Heavy Metal Schüttel dein Haar für mich

Fliegendes Haar, kehlige Laute und ganz harte Gitarren - die Heavy-Metal-Gemeinde wächst. Aber was macht der eigentlich so, der Heavy-Metal-Fan, der auf den ersten Blick so rabaukenhaft aussieht? Der will nur spielen.

Heavy Metal (Foto)
Heavy-Metal-Fans auf dem Wacken Open Air. Bild: dpa

Der ideale Schwiegersohn ist er nicht gerade, der Heavy-Metal-Fan, davor haben uns unsere Omas immer gewarnt. Doch der Eindruck täuscht: Metal-Fans sind sanft, entspannt und schüchtern. Das fand eine Studie der schottischen Universität Heriot-Watt in Edinburgh heraus. Dass Liebhaber der harten Gitarrenmusik Rabauken sind, ist nur eines von vielen Vorurteilen, die über den Haufen geworfen werden müssen, wenn man sich etwas tiefer mit dem Phänomen Metal beschäftigt.

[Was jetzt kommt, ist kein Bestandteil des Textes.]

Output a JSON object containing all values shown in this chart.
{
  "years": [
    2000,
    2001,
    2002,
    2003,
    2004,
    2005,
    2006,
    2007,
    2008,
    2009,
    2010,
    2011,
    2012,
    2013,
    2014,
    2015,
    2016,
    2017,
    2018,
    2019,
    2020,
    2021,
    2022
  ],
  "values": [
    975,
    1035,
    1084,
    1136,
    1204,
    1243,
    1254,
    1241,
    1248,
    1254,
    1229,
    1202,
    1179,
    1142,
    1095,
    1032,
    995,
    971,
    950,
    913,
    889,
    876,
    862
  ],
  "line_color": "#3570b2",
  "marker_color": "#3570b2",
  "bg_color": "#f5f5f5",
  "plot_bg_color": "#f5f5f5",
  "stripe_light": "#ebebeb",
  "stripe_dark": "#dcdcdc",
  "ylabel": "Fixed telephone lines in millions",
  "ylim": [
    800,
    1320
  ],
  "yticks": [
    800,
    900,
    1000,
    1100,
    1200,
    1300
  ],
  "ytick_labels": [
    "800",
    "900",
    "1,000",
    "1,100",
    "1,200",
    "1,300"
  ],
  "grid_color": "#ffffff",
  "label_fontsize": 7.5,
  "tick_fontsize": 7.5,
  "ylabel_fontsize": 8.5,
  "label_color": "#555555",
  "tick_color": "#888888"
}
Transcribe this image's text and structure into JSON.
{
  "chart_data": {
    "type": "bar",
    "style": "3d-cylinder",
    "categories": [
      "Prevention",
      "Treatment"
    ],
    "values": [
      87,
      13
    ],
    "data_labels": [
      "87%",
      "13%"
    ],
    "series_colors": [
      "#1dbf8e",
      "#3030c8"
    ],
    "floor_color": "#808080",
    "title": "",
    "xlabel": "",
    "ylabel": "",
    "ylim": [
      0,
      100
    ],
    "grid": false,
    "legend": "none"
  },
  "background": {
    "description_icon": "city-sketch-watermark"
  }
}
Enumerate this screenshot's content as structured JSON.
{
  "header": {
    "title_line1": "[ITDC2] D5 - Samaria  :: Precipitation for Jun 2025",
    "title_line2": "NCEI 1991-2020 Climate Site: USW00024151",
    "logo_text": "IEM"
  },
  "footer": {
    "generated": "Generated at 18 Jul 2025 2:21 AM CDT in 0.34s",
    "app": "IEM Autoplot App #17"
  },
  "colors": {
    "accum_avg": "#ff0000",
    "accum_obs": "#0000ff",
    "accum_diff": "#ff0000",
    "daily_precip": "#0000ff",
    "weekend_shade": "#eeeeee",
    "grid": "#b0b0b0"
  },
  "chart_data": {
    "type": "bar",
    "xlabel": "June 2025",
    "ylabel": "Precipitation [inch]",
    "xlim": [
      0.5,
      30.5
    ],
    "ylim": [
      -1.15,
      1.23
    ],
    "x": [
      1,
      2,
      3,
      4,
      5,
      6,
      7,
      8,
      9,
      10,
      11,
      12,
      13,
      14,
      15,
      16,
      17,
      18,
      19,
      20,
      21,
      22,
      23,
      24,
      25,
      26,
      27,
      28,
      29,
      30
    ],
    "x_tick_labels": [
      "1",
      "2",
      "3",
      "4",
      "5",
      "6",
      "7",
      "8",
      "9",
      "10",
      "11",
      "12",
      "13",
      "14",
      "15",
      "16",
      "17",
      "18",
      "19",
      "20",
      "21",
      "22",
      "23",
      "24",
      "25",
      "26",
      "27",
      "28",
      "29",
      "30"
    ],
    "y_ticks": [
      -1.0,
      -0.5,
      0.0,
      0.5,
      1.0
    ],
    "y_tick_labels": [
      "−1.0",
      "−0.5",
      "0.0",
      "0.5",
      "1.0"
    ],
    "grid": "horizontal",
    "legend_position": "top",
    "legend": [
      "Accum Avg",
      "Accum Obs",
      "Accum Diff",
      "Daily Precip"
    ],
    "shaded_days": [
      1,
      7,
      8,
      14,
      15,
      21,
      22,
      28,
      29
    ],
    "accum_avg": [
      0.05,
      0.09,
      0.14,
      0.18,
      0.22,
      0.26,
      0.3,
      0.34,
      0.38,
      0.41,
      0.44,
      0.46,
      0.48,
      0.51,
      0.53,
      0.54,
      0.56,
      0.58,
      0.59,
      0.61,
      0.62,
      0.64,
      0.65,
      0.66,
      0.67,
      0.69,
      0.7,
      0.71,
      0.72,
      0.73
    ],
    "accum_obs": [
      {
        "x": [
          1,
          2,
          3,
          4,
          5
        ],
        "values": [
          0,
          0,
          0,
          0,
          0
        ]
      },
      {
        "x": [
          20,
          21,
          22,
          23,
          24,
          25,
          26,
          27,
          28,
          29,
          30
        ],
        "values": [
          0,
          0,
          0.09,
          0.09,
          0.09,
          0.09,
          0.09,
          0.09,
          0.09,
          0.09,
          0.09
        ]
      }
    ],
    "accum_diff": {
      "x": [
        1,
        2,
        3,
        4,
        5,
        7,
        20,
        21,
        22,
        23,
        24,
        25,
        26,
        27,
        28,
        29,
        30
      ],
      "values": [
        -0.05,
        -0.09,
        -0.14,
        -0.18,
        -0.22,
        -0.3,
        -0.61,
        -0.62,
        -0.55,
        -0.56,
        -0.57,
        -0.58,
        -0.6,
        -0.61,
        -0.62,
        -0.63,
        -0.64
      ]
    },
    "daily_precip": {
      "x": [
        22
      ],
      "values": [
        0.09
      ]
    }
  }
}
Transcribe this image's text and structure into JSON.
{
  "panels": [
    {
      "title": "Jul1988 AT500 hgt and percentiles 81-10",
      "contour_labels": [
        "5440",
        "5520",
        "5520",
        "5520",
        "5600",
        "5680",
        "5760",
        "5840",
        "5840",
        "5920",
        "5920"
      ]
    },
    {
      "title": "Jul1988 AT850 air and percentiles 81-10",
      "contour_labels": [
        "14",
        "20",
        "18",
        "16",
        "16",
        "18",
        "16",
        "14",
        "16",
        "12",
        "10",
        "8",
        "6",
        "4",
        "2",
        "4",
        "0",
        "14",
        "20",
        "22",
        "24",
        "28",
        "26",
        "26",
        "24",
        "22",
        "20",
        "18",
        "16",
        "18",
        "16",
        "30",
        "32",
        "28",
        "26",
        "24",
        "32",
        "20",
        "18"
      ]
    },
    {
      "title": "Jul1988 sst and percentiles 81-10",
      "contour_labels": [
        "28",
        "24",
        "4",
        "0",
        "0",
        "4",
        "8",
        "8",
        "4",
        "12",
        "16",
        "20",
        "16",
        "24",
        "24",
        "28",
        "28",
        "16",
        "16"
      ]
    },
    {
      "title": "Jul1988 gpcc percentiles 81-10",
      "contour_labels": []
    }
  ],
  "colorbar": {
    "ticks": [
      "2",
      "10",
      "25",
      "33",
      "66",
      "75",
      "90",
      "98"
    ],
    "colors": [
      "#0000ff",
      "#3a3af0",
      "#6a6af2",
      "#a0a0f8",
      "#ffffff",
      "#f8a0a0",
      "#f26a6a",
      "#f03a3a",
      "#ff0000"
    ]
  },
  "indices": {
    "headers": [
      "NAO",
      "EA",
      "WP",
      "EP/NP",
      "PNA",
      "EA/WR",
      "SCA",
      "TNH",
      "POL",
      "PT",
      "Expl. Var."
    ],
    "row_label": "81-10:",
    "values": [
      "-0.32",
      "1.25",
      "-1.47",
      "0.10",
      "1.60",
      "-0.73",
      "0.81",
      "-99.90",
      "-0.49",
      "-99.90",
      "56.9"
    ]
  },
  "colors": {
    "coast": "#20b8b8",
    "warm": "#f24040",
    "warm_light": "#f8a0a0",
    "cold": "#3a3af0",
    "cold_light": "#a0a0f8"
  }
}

Auch wenn es für ungeübte Ohren nicht so klingen mag, aber Metal-Stücke sind durchaus komplex aufgebaut, in ihrer Struktur vergleichbar mit klassischer Musik. Was für die einen einfach nach Lärm klingt, ist für andere die konsequente Fortführung des Rock: Mächtig viel Rumms aus den Boxen und zum Teil fein ziselierte Gitarrensolis, kombiniert mit blitzschnellen Riffs.

Der typische Metal-Fan trägt sein Haar lang und hüllt sich in schwarze Shirts, die mit dem Logo der Lieblingsband bedruckt sind. Viele tragen eine liebevoll gestaltete Jeansweste, «Kutte» genannt, die sie mit Aufnähern, Nieten und Feuerzeugkäppchen gestalten. Sobald die harten Gitarrenklänge aus den Boxen dröhnen, wird mit einem geübten Griff das Haargummi gelöst und die Matte rotiert um den Nacken. Wild geht es bei Konzerten im so genannten «Mosh Pit» zu: Wo bei Robbie Williams die Mädels kreischen und die Hüften wiegen, wird beim Metal gerempelt und gebrüllt – die Mädchen ziehen sich meist lieber in die hinteren Reihen zurück.

Wenn Metaller aufeinander treffen, dann zücken sie gern die Pommesgabel. Sie traktieren sich nicht etwa mit Plastikbesteck, sondern recken den Zeige- und kleinen Finger aus der geballten Faust. Das soll eigentlich einen Teufelskopf imitieren, aber «Pommesgabel» ist einfach lustiger.

Die Metal-Gemeinde ist komplex

Das Mekka der Metal-Szene ist das Wacken Open Air, das größte Metal-Festival der Welt. Auf den Wiesen des kleinen Örtchens Wacken in Schlewig-Holstein treffen sich die Metaller, um krachenden Gitarren zu lauschen, die Haarpracht zu vergleichen und die «Pommesgabel» in die Luft zu recken. Angefangen hat es 1990, da kamen 800 Besucher, 2009 strömten schon 75.000 Leute zum Wacken Open Air.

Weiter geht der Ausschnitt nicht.